TONQUIN ARRIVES AT THE COLUMBIA After a six-month voyage, including a two-week stay in the Hawaiian Islands, the Tonquin arrived in March 1811 at the entrance to the Columbia River. Its contentious captain, Jonathan Thorn, four times sent out men to sound the channel. Eight drowned in the effort.
OVERLAND ASTORIANS CROSS THE DIVIDE Enduring great adversity in the mountains, the party led by William Price Hunt followed the Snake River westward and nearly perished in 1812 in the Blue Mountains of eastern Oregon.
DESTRUCTION OF THE TONQUIN In the summer of 1811, Captain Thorn took his vessel out of the Columbia and sailed north to trade for furs with the Indians. Although the story is unclear, the captain apparently antagonized the natives, who stormed the vessel. The ship blew up or sank with a loss of 27 people, probably on the west coast of Vancouver Island.
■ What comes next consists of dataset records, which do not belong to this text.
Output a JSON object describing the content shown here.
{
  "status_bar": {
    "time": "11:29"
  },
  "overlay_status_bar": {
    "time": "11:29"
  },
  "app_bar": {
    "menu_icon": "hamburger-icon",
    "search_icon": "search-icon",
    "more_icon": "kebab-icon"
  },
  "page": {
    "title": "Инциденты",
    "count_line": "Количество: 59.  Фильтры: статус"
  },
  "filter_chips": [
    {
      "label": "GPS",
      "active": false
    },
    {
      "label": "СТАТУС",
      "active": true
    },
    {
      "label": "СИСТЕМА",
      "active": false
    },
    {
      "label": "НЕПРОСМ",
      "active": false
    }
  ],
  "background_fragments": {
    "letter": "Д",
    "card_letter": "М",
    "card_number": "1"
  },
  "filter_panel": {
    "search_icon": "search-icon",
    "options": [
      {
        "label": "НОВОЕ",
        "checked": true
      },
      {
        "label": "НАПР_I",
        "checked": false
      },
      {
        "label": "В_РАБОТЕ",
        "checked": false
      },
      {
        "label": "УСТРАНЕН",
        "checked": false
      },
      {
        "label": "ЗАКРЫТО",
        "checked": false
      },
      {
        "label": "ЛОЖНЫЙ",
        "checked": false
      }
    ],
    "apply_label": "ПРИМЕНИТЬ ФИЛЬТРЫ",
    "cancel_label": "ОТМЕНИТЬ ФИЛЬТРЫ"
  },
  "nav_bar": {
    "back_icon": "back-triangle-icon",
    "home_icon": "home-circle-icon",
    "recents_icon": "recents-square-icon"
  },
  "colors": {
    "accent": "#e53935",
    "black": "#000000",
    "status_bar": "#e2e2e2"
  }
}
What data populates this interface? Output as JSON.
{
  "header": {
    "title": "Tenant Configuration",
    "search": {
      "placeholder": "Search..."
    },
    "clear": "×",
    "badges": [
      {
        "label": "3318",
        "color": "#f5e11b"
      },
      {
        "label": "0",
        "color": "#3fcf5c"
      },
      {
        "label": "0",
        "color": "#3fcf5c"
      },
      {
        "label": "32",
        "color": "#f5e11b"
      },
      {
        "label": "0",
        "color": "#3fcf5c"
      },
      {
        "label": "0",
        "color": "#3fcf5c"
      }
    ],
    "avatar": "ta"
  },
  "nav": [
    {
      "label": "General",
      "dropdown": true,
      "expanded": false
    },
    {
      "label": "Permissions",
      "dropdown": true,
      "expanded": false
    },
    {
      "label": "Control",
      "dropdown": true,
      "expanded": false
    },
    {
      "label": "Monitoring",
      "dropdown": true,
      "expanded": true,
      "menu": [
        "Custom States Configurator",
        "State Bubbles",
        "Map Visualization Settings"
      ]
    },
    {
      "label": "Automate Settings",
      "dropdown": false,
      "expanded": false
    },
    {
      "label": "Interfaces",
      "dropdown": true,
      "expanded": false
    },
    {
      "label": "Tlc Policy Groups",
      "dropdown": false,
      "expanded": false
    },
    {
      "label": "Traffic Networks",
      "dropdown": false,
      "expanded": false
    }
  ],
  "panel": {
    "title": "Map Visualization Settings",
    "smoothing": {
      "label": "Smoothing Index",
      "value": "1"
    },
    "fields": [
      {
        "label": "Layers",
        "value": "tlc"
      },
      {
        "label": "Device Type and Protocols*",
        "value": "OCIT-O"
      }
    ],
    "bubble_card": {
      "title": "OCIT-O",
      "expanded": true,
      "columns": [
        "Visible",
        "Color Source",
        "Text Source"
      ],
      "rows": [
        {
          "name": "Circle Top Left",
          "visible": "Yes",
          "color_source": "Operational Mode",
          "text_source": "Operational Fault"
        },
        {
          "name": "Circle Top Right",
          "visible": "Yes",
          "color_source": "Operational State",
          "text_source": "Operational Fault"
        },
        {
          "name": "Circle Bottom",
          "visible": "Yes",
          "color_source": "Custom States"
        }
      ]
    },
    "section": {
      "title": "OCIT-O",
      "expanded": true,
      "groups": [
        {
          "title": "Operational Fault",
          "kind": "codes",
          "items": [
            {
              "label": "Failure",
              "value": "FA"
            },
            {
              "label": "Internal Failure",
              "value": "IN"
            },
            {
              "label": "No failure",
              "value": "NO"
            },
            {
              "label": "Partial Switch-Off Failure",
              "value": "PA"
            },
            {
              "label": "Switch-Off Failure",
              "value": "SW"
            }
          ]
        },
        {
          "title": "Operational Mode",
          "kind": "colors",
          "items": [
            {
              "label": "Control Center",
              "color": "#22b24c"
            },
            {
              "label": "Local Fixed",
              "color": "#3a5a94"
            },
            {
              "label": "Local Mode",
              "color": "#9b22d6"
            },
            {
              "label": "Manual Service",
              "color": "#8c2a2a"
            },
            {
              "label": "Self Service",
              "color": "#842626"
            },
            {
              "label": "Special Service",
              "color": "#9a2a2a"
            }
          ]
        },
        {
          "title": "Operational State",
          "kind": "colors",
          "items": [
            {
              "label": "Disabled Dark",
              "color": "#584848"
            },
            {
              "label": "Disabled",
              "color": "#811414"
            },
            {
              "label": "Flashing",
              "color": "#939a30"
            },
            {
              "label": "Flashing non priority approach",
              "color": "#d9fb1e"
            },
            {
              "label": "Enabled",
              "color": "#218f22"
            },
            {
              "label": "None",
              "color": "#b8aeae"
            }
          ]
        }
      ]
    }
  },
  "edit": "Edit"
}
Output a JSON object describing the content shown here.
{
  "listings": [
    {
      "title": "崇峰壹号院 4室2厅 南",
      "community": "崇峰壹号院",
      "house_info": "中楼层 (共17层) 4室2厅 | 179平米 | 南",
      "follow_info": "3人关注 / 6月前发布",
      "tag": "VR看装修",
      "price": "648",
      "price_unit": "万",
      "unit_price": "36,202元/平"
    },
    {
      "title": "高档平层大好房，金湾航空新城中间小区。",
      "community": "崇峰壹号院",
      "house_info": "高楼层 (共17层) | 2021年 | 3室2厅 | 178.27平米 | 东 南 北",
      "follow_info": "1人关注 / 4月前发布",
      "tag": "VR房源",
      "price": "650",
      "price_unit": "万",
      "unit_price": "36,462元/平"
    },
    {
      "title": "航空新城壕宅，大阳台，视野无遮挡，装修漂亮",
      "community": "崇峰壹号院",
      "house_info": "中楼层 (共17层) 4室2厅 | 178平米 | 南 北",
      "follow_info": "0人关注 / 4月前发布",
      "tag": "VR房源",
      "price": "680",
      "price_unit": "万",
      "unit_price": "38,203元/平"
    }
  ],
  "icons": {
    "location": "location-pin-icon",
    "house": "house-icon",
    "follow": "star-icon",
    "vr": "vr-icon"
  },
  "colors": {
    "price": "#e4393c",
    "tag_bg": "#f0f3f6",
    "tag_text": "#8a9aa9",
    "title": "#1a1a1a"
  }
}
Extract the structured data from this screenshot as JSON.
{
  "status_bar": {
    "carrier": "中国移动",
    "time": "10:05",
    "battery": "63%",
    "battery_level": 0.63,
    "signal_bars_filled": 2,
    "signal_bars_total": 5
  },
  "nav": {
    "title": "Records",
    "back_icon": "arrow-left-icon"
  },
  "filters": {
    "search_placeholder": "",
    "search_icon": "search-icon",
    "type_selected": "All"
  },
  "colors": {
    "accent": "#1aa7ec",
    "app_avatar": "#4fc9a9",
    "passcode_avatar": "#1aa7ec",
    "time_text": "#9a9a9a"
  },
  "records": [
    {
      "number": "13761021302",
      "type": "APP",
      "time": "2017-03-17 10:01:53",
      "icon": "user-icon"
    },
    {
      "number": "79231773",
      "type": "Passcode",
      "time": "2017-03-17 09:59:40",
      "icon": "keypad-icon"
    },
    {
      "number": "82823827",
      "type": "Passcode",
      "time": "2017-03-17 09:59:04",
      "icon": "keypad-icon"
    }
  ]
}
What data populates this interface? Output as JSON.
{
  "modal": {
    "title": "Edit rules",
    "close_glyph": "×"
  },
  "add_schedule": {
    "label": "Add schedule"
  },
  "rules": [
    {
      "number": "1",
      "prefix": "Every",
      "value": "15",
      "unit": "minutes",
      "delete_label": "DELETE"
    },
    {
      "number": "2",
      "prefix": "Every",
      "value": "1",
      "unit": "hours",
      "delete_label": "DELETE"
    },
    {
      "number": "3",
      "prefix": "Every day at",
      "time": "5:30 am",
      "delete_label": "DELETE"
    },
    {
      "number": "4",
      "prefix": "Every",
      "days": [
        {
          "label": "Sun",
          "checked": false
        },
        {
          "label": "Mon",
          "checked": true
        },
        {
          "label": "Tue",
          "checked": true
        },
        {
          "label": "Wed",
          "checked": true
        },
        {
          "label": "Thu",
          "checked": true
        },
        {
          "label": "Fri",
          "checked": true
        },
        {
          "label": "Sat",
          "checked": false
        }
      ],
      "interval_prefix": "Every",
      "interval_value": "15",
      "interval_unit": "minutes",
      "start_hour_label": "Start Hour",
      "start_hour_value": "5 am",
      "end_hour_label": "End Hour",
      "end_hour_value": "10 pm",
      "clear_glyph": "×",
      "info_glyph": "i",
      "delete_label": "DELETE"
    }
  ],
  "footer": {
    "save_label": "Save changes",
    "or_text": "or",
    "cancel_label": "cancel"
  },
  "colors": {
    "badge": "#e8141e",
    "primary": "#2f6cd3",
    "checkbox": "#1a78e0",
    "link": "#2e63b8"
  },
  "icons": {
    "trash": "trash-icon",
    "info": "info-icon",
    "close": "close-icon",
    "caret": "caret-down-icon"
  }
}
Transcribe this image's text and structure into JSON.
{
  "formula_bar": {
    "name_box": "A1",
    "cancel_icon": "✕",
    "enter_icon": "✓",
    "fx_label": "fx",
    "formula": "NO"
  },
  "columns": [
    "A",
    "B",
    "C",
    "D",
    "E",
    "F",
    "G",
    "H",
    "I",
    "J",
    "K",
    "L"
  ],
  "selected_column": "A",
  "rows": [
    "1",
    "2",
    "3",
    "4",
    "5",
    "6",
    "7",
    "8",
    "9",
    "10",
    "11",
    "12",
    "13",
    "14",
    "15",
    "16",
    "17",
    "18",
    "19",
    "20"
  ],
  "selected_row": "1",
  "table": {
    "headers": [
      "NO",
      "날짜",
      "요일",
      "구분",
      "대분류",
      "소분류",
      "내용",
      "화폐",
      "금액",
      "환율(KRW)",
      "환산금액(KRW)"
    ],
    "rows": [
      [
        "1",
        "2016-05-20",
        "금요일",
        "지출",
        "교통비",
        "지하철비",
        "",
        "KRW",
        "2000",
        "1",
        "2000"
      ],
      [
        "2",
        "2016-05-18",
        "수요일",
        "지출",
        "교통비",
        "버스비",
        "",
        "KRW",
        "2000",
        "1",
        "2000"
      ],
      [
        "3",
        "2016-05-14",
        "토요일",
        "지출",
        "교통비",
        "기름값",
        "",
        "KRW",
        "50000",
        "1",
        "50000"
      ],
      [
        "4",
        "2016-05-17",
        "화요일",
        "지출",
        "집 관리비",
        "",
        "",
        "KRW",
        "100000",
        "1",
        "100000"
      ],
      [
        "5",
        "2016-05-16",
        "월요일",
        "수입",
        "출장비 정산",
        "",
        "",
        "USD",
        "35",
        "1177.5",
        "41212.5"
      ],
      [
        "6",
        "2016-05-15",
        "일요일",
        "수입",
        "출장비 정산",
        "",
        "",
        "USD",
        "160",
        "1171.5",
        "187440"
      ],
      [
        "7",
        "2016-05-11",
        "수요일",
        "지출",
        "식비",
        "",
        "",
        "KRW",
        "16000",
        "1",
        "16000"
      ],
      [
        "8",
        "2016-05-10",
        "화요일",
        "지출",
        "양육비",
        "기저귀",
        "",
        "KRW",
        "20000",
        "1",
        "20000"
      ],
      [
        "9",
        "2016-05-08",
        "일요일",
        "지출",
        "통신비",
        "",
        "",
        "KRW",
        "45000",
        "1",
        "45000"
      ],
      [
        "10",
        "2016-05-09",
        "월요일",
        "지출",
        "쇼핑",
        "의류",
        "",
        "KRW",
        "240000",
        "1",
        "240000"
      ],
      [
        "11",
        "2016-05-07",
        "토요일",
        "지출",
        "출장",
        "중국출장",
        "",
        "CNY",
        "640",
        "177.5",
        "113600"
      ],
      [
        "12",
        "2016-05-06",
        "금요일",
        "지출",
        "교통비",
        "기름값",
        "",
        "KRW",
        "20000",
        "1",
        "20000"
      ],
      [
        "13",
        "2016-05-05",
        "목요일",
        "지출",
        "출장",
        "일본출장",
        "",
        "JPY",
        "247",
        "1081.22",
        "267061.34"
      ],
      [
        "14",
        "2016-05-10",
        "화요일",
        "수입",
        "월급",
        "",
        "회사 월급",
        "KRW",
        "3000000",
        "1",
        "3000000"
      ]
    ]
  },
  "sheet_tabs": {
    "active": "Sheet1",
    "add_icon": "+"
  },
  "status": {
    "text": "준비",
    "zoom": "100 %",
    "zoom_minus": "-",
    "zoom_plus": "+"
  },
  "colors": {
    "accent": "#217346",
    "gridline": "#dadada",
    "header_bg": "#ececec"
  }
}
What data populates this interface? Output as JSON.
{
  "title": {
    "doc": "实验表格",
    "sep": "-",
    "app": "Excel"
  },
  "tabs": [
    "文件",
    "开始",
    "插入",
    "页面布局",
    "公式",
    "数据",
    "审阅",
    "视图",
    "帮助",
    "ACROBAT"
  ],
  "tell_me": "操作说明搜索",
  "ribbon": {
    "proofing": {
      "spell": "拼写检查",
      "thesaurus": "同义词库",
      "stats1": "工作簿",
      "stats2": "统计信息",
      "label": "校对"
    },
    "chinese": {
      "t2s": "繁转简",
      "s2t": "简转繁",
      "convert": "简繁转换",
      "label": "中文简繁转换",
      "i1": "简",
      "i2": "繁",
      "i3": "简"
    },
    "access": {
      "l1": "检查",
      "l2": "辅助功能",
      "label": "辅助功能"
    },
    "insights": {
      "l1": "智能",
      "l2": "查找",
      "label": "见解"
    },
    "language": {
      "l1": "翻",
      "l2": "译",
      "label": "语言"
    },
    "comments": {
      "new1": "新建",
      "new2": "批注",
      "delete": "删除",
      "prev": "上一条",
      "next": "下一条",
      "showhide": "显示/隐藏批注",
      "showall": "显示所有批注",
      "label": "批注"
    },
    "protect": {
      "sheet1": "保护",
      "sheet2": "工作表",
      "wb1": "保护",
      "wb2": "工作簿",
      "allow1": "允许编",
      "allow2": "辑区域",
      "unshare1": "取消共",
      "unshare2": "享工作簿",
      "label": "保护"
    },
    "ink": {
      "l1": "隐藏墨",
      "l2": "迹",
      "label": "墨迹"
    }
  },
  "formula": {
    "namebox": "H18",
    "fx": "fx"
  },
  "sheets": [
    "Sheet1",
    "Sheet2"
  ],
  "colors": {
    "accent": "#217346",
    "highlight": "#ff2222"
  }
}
FIRST OVERLAND ASTORIANS ARRIVE After 18 months in the field, most of Wilson Price Hunt's expedition reached Astoria in February 1812. Of the 62 in the party, only two had died in the challenging trip across the American West.
THE LOST ASTORIANS Ramsay Crooks and John Day, members of the overland party under Wilson Price Hunt, did not reach Astoria until May 1812. The men had lost almost everything but their lives.
TRANSFER OF ASTORIA TO THE NORTHWEST COMPANY Having learned of the outbreak of a second war with Great Britain, later known as the War of 1812, John Jacob Astor's partners feared that the British navy might sail into the Columbia River and seize their fort. In October 1813, the "partners in the field" in Oregon dissolved the Pacific Fur Company and sold out to the Canadian-based North West Company of Montreal.
U.S. SHIP ONTARIO By the term "status ante bellum" in the Treaty of Ghent (1814), which ended the War of 1812, the United States assumed no loss of its "discovery rights" to the Pacific Northwest. In 1818, Captain James Biddle sailed into the Columbia on the U.S. Navy vessel Ontario and symbolically took possession of both shores for the United States.
COMING OF THE PIONEERS With the establishment of American Protestant missions to the Indians in 1834 and 1836, the stage was set to publicize the good soil, timber, fish, and climate of the Oregon Country. By 1850, more than 10,000 American citizens had emigrated overland to Oregon.
ARRIVAL OF THE RAILROAD IN ASTORIA In the mid-1880s, railroad lines connected the Pacific Northwest to the rest of the continent. In 1893 the Seashore Railroad Company, later the Astoria & Columbia River Railroad, began a rail system at the mouth of the Columbia. Later the Great Northern acquired this line.